Les cellules MDCK (Madin-Darby Canine Kidney) sont une lignée cellulaire modèle utilisée dans la recherche en biologie et biophysique des épithéliums. Elles sont étudiées pour comprendre notamment la polarité cellulaire, les adhérences cellule-cellule (appelées jonctions adhérentes), la motilité cellulaire collective, ainsi que les réponses aux facteurs de croissance. C'est l'un des rares modèles de culture cellulaire qui convient à la culture cellulaire 3D et aux réarrangements multicellulaires connus sous le nom de morphogenèse ramifiée[1].

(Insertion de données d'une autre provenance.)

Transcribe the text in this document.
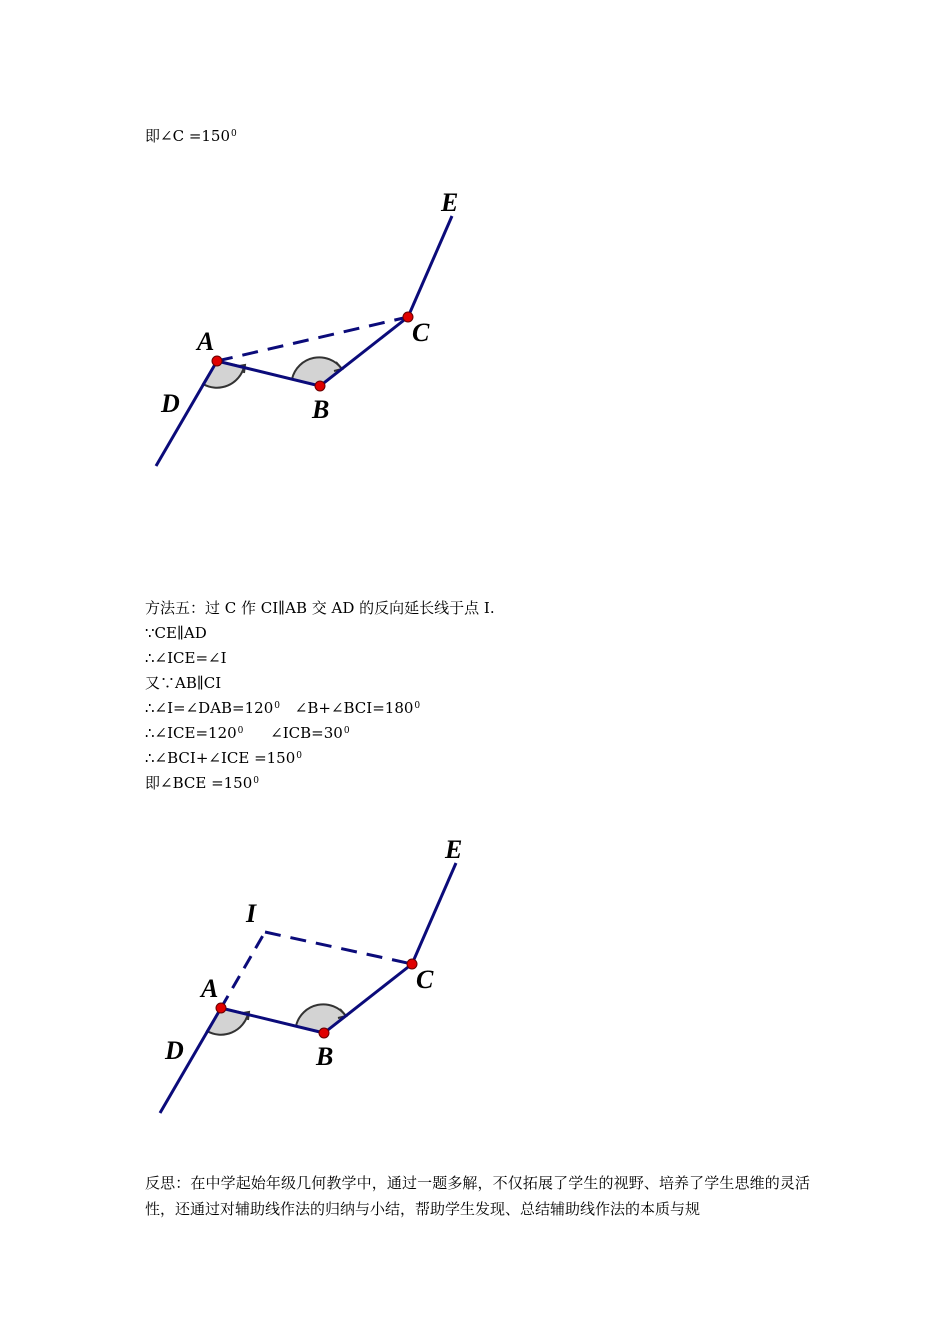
即∠C $=150^0$
E
A	C
D	B
方法五：过 C 作 CI∥AB 交 AD 的反向延长线于点 I.
∵CE∥AD
∴∠ICE=∠I
又∵AB∥CI
$\therefore\angle I=\angle DAB=120^0$ $\angle B+\angle BCI=180^0$
$\therefore\angle ICE=120^0$ $\angle ICB=30^0$
∴∠BCI+∠ICE $=150^0$
即∠BCE $=150^0$
E
I
A	C
D	B
反思：在中学起始年级几何教学中，通过一题多解，不仅拓展了学生的视野、培养了学生思维的灵活性，还通过对辅助线作法的归纳与小结，帮助学生发现、总结辅助线作法的本质与规
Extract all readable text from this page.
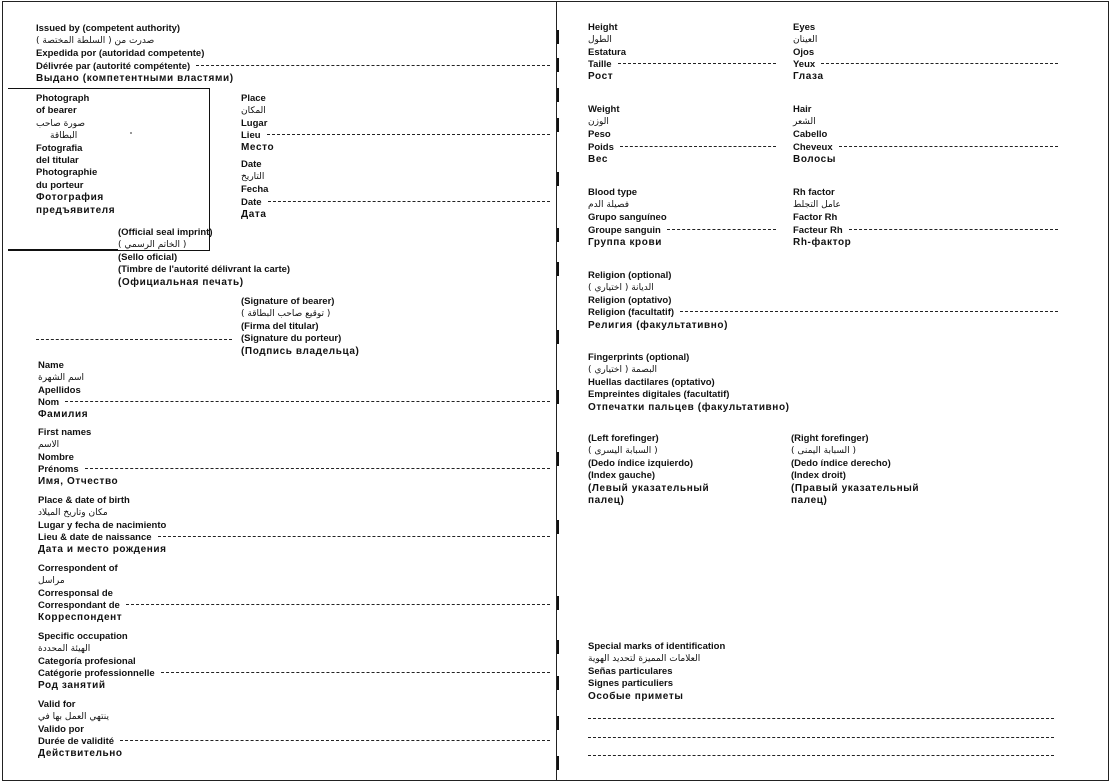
Issued by (competent authority)
صدرت من ( السلطة المختصة )
Expedida por (autoridad competente)
Délivrée par (autorité compétente)
Выдано (компетентными властями)
Photograph
of bearer
صورة صاحب
البطاقة
Fotografia
del titular
Photographie
du porteur
Фотография
предъявителя
Place
المكان
Lugar
Lieu
Место
Date
التاريخ
Fecha
Date
Дата
(Official seal imprint)
( الخاتم الرسمي )
(Sello oficial)
(Timbre de l'autorité délivrant la carte)
(Официальная печать)
(Signature of bearer)
( توقيع صاحب البطاقة )
(Firma del titular)
(Signature du porteur)
(Подпись владельца)
Name
اسم الشهرة
Apellidos
Nom
Фамилия
First names
الاسم
Nombre
Prénoms
Имя, Отчество
Place & date of birth
مكان وتاريخ الميلاد
Lugar y fecha de nacimiento
Lieu & date de naissance
Дата и место рождения
Correspondent of
مراسل
Corresponsal de
Correspondant de
Корреспондент
Specific occupation
الهيئة المحددة
Categoría profesional
Catégorie professionnelle
Род занятий
Valid for
ينتهي العمل بها في
Valido por
Durée de validité
Действительно
Height
الطول
Estatura
Taille
Рост
Eyes
العينان
Ojos
Yeux
Глаза
Weight
الوزن
Peso
Poids
Вес
Hair
الشعر
Cabello
Cheveux
Волосы
Blood type
فصيلة الدم
Grupo sanguíneo
Groupe sanguin
Группа крови
Rh factor
عامل التجلط
Factor Rh
Facteur Rh
Rh-фактор
Religion (optional)
الديانة ( اختياري )
Religion (optativo)
Religion (facultatif)
Религия (факультативно)
Fingerprints (optional)
البصمة ( اختياري )
Huellas dactilares (optativo)
Empreintes digitales (facultatif)
Отпечатки пальцев (факультативно)
(Left forefinger)
( السبابة اليسرى )
(Dedo índice izquierdo)
(Index gauche)
(Левый указательный
палец)
(Right forefinger)
( السبابة اليمنى )
(Dedo índice derecho)
(Index droit)
(Правый указательный
палец)
Special marks of identification
العلامات المميزة لتحديد الهوية
Señas particulares
Signes particuliers
Особые приметы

Colonies typiques formées par des cellules MDCK. Les cellules se développent en colonies serrées grâce à leurs jonctions cellule-cellule, caractéristique des cellules épithéliales.

Histoire

Suite à l'isolement initial en 1958 des cellules épithéliales du tubule rénal d'un chien Cocker Spaniel adulte par SH Madin et NB Darby[2], la lignée cellulaire portant leur nom a été utilisée principalement comme modèle pour l'infection virale des cellules de mammifères. [3],[4] En effet, ils ont choisi d'isoler les tubules rénaux avec précisément cet objectif en tête, car ils avaient déjà réussi avec une infection virale de cellules dérivées de tubules rénaux d'autres mammifères. [5] Ainsi, l'objectif initial en isolant et en cultivant des cellules à partir de ce tissu n'était pas de générer un nouveau système modèle pour la biologie des cellules épithéliales. Ce n'est qu'en 1970 que le laboratoire de Zbynek Brada a publié des travaux décrivant les cellules MDCK comme une lignée cellulaire représentative portant les caractéristiques des cellules épithéliales des tubules rénaux[6]. Ils ont basé cette conclusion sur les activités de transport de fluide des monocouches formées de cellules MDCK, la présence de microvillosités sur leur surface apicale (supérieure) et leur capacité à s'auto-organiser, lorsqu'elles sont cultivées en 3D, en sphères creuses.

Au cours des années 1970, la lignée cellulaire MDCK a trouvé une nouvelle utilisation comme modèle pour le tissu épithélial de mammifères. En 1982, Mina Bissell et ses collègues ont montré que les monocouches MDCK répondaient à l'ajout d'un recouvrement de collagène (appelé «culture sandwich») en proliférant et en formant des tubules creux[7]. Cela laissait entendre pour la première fois que la lignée cellulaire répondrait aux environnements 3D en s'auto-organisant dans la structure 3D appropriée rappelant les tubules rénaux. Au cours des années suivantes, la culture de cellules MDCK entièrement intégrées dans le collagène s'est avérée donner des sphères creuses, ou acini[8]. C'étaient de simples monocouches épithéliales avec un intérieur et un extérieur définis. Cependant, le fait que les cellules MDCK ne formaient pas de tubules dans ces conditions est resté inexpliqué jusqu'à plus tard.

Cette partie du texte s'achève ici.